Opera singer Daniel Sumegi brings a toffee-toned richness to his singing as Judge Turpin, also nailing the sneering, self-delusional smugness of the insidious man.

Recent graduate Owen McCredie gives a highly auspicious professional Australian debut as good hearted young sailor Anthony, imbuing the role with his leading man looks and sumptuously sweet tenor voice. Genevieve Kingsford brings her crystalline soprano to dear Johanna, proving once again what an excellent and intelligent actress she is in addition to being a sterling singer.

Stalwart veteran Debra Byrne gives the Beggar Woman a pitiful vulnerability, singing the role with a fragile beauty and projecting an unflagging mania. Jonathan Hickey gives a sweetly endearing performance as unfortunate urchin Tobias Ragg (Toby), singing with warmth and purity.

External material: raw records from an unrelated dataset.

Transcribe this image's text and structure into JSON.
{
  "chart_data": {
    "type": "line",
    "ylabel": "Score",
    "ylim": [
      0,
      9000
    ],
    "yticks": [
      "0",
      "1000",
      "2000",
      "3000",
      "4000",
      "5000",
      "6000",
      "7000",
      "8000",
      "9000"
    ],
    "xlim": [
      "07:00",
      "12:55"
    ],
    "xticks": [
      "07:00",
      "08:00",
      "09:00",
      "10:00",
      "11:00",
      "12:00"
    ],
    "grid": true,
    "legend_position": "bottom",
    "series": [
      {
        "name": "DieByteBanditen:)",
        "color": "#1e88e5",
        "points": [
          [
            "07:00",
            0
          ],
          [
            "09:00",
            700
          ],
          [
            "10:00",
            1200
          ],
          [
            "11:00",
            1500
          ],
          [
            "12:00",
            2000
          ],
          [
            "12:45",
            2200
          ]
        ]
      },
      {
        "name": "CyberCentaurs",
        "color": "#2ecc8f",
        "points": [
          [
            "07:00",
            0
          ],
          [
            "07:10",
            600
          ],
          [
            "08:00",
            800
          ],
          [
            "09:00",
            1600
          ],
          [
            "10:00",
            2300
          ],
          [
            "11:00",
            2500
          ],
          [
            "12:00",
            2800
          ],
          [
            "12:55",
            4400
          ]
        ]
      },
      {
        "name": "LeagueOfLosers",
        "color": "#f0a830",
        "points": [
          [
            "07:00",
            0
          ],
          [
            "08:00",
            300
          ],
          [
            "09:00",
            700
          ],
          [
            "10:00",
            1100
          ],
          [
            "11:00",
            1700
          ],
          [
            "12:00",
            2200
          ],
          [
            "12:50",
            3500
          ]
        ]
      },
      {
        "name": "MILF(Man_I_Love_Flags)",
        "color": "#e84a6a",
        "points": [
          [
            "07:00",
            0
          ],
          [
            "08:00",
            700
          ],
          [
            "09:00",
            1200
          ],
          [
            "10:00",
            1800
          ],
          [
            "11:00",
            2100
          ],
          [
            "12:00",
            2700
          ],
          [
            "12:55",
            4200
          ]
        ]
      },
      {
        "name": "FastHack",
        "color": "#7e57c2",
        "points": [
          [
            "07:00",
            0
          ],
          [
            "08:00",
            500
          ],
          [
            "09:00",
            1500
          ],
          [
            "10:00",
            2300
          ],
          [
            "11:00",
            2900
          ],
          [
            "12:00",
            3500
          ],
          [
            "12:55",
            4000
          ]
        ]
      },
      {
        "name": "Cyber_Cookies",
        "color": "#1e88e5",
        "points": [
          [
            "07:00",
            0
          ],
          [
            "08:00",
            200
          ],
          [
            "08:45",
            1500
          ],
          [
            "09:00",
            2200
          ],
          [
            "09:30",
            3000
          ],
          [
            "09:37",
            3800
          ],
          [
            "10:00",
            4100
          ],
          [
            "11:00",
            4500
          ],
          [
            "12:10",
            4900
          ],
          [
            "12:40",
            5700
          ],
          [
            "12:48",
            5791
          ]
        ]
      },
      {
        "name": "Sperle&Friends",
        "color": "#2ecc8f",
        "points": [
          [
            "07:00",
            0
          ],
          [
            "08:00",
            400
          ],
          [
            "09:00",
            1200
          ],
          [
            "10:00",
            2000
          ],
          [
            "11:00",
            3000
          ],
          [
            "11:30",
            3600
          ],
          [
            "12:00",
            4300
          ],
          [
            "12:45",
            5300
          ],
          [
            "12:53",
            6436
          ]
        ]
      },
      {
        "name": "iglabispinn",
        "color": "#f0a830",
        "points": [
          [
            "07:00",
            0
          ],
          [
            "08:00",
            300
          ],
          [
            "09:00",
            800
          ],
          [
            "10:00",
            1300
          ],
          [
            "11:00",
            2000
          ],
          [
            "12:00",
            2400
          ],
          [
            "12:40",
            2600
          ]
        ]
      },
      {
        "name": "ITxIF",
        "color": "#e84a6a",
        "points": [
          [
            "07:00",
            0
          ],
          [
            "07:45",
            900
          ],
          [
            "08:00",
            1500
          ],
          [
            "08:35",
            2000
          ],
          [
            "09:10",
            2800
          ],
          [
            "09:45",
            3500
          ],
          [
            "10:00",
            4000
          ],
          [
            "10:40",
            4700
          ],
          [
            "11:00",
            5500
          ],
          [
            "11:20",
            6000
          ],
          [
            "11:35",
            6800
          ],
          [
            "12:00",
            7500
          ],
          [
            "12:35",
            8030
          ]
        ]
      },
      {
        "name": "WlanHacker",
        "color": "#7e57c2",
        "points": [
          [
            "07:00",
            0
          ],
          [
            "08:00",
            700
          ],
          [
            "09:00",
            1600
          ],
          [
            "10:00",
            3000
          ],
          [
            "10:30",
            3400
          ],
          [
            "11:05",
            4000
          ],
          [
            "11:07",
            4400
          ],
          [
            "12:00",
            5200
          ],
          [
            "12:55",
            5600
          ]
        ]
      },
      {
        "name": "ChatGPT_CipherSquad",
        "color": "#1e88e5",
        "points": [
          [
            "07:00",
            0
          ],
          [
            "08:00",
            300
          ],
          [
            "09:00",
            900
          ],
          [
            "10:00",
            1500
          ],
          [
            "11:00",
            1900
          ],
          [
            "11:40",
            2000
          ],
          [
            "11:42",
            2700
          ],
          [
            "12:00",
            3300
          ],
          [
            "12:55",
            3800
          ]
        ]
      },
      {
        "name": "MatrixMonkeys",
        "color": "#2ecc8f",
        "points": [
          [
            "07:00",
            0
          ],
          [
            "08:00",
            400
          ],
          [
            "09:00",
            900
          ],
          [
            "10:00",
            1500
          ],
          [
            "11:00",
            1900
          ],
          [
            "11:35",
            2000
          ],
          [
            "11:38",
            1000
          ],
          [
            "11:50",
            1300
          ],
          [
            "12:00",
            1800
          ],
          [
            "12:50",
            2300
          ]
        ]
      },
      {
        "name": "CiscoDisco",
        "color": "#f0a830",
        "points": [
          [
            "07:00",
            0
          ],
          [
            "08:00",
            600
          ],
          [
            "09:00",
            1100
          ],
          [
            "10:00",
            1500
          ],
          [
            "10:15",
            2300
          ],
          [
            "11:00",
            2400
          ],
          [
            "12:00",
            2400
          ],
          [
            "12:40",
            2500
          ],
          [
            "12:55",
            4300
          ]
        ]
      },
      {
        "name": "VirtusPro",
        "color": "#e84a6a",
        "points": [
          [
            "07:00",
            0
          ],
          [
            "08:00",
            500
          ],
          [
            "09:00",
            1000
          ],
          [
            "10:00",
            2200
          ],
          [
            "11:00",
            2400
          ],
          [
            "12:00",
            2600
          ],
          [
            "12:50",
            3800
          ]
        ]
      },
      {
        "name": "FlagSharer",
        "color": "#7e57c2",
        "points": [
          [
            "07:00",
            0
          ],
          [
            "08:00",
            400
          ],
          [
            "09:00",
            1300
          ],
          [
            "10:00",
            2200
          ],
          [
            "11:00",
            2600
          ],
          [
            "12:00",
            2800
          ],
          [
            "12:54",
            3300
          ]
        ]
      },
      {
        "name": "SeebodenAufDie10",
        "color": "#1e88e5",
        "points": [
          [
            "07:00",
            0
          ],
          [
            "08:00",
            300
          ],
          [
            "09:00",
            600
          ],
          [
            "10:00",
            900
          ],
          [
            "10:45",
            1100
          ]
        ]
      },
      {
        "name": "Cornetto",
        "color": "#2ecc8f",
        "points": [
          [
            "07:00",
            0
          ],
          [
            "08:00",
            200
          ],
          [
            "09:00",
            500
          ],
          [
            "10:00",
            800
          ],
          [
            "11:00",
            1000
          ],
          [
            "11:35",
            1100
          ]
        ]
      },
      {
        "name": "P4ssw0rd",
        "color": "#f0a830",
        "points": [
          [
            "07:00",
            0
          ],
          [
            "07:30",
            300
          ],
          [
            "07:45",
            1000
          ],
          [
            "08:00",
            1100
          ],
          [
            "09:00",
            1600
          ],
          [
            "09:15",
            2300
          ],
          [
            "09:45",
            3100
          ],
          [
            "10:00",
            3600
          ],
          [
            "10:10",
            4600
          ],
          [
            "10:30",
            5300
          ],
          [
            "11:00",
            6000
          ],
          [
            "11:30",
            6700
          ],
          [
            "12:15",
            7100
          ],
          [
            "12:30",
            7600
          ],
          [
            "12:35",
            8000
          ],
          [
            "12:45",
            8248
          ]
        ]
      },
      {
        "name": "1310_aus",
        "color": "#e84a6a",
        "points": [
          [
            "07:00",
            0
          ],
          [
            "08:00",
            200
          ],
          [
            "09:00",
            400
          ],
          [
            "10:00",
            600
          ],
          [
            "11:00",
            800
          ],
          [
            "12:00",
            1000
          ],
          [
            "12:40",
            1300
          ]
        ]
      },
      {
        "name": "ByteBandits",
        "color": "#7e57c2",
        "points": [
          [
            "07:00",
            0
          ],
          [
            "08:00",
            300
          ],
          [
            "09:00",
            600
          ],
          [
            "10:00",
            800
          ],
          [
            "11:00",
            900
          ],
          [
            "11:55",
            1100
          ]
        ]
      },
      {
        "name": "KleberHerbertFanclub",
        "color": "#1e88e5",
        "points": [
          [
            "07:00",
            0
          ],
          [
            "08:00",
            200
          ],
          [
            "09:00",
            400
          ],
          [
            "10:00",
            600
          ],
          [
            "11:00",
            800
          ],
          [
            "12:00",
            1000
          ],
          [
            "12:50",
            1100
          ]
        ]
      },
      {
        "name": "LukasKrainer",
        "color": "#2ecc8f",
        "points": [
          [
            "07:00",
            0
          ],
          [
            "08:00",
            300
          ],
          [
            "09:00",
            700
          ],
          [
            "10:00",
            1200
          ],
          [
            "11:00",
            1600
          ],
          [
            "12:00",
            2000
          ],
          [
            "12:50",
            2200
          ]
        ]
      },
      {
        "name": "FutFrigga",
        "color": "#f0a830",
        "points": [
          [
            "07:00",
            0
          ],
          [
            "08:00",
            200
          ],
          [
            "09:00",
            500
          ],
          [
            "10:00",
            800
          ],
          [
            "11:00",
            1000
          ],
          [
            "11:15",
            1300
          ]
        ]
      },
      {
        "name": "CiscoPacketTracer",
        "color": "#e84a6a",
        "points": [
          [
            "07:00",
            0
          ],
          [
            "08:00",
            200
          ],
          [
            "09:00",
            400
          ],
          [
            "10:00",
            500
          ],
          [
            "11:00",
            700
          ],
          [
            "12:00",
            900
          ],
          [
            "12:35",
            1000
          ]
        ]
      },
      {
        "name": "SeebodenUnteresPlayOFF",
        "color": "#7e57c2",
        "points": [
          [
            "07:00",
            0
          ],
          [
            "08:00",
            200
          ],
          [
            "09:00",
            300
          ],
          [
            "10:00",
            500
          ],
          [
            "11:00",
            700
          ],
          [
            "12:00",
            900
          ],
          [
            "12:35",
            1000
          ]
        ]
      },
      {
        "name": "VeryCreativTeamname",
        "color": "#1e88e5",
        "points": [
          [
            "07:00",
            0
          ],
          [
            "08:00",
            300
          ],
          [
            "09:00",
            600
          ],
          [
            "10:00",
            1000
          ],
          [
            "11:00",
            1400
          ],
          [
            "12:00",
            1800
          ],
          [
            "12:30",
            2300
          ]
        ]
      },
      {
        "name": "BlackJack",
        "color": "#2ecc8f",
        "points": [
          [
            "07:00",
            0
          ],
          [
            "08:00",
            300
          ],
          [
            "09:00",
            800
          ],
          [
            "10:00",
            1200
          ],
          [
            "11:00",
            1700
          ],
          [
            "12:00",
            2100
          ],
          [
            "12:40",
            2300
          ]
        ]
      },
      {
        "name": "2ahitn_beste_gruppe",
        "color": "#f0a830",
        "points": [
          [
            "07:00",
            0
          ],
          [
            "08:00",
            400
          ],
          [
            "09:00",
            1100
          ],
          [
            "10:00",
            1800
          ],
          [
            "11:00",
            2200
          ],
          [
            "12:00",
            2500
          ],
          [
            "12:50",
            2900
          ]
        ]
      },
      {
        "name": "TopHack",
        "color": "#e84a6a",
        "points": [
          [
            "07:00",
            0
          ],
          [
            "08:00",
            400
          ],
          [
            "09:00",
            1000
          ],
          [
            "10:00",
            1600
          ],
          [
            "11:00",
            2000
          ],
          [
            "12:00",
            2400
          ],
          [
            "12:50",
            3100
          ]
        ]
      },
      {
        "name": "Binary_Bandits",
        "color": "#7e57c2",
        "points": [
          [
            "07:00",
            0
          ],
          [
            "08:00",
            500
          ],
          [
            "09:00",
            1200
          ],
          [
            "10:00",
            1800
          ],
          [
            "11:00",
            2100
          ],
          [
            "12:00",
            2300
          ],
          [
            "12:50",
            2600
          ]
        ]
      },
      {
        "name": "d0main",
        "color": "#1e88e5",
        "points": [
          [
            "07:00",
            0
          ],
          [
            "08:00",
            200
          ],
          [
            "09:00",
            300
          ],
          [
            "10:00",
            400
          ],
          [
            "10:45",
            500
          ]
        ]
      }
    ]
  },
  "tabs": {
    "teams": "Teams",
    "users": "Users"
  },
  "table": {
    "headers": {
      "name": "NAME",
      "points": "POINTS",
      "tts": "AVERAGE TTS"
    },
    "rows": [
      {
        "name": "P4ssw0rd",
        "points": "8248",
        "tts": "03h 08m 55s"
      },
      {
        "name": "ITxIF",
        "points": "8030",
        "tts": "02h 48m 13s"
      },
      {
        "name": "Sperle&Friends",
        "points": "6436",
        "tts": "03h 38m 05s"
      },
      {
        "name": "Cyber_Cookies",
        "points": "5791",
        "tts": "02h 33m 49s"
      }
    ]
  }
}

Anton Berezin gives strong support as the self-serving Beadle Bamford, colouring the role with just the right degree of fey dispassion. Tod Strike captures the artificial flamboyance of street barber Pirelli, contrasting this nicely with the man’s true self.

Initial performances in Sydney clearly helped to prepare Sweeney Todd for its principal season in musical-loving Melbourne at the treasued and highly suitable venue of Her Majesty’s Theatre. Musical theatre fans, especially those old enough to remember the mania for Anthony Warlow in Les Misérables and The Phantom of the Opera, should not miss the chance to see the great man as Sweeney Todd.

Sweeney Todd plays at Her Majesty’s Theatre, Melbourne until 23 June 2019.

Photos: Ben Fon

7 replies »

  1. Thank you for a helpful review.I shall see it on Sunday 23rd – the sixth production of this piece that I have seen.

  2. Loved the show and thought everyone played their roles perfectly except for Johanna who sang and moved like a mechanical doll. Seriously, what was she thinking and didn’t the Director notice that she seemed to think she was a robot?